1. Driving lessons boost your ability and confidence

Becoming a safe and skilled driver takes practice and focus – and training really helps. We recommend learner drivers get some professional lessons from someone they feel comfortable with. Did you know that AA Youth Members can save $125 on a 5 lesson block? Find out more about AA Driver Training here.

2. You need to choose your supervisors wisely

Not every fully licenced adult is cut out to be a driving supervisor. Having a nervous, shouty, or non-communicative supervisor could make your early driving experiences stressful and off-putting. In addition to professional lessons, practice with supervisors who can stay calm, help you identify hazards, and give you helpful tips on navigating new situations and places.

3. Night-time driving can be hazardous, so practice your skills

A restricted licence only permits solo driving during the day because crashes most often happen at night. Practice driving at night with a supervising driver, so you’re prepared for the different conditions once you get your full licence.

4. Passengers increase your risk of a crash

It’s much harder to concentrate on driving with a car full of friends who are messing with your playlist and yelling out the windows. The risk of crashing increases when you carry passengers, which is why you can’t carry passengers unsupervised when you’re on your restricted licence.

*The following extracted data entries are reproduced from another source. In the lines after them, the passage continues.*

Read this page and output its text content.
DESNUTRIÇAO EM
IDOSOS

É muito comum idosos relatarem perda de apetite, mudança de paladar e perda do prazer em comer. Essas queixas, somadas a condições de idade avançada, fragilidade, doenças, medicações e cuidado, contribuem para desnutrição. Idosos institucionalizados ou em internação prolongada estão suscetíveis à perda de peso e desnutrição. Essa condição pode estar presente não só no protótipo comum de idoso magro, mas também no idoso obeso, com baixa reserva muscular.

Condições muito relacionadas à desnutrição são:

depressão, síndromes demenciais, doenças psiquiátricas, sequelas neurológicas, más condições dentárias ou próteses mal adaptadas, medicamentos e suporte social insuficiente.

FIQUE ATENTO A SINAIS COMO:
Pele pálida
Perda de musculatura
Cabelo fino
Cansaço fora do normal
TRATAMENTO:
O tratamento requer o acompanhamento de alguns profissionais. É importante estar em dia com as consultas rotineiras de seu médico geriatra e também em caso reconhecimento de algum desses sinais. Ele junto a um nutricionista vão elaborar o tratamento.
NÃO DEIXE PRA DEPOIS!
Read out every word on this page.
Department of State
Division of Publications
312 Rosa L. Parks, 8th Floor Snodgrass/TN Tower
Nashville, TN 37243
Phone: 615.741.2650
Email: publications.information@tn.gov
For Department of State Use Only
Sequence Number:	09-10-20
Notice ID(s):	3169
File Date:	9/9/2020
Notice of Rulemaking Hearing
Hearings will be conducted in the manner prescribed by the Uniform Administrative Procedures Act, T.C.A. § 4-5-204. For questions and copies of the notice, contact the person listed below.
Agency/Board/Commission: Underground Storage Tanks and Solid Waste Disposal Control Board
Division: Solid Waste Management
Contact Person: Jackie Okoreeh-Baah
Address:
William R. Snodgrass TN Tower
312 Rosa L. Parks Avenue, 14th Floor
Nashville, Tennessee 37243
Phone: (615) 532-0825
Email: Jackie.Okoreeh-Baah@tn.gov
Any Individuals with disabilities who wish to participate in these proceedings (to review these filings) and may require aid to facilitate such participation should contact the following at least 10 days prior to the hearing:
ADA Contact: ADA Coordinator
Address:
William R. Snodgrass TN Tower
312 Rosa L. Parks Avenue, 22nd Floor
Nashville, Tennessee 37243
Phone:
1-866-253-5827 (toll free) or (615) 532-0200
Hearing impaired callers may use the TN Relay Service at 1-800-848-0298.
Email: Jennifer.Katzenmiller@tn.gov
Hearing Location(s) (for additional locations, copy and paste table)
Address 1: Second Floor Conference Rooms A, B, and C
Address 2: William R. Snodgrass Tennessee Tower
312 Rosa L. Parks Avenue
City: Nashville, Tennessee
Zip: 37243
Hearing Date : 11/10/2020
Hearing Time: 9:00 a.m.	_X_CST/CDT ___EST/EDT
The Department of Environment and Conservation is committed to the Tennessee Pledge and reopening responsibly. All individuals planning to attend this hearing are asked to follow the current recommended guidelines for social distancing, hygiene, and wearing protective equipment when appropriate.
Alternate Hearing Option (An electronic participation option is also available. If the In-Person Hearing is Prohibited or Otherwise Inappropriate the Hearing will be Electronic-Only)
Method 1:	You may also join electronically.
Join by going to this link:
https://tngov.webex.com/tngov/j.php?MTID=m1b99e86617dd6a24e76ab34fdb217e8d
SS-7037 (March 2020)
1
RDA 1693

Once again, practice with a supervisor to establish good habits early.

5. Don’t touch that phone!

Hands on the wheel, eyes on the road. Remaining focused at all times is essential to staying safe, because it allows you to spot and avoid unexpected problems before they turn into a collision. If you need to use your phone, pull over. Otherwise, ignore it until you reach your destination.

6. Your alcohol limit is zero

Under the age of 20, the alcohol limit is zero, so even a single drink is not permitted. Driving while affected by drugs is also banned. It’s important for your safety and other people’s that you always stay sober behind the wheel.

7. Take a break if you start to lose concentration

Feeling tired, unwell, distracted, or emotional? It might not be the best time to drive. Don’t put your life at risk by pushing on through tiredness, illness or anxiety. Stop and have a nap, a snack, or call a friend. Only drive when you can concentrate fully on your decision-making.

8. Route planning can reduce driving stress

Even with voice navigation turned on, it’s tricky driving in new places. To avoid the stress of getting lost, take the time to plan your route before you set off somewhere new. Leave yourself plenty of time to arrive, and if you do suspect you’re off-course, always pull over somewhere safe to check your map.

9. An advanced driving course helps you get licenced faster

The AA Defensive Driving Course is one of only two NZTA approved advanced driving courses. Our course teaches you how to spot potential hazards and handle them safely. By successfully completing the Defensive Driving Course, you can take your full licence test six months earlier.

10. Teenagers are not terrible drivers!

Finally, it’s worth pointing out that teenagers can be excellent drivers. Unfortunately, young drivers are over represented in serious crashes, due to factors like inexperience and risk-taking behaviours. But young drivers also have extremely fast reflexes and learn rapidly. Provided you don’t take risks and you stick to the rules, you could soon be among the top echelon of drivers on our roads.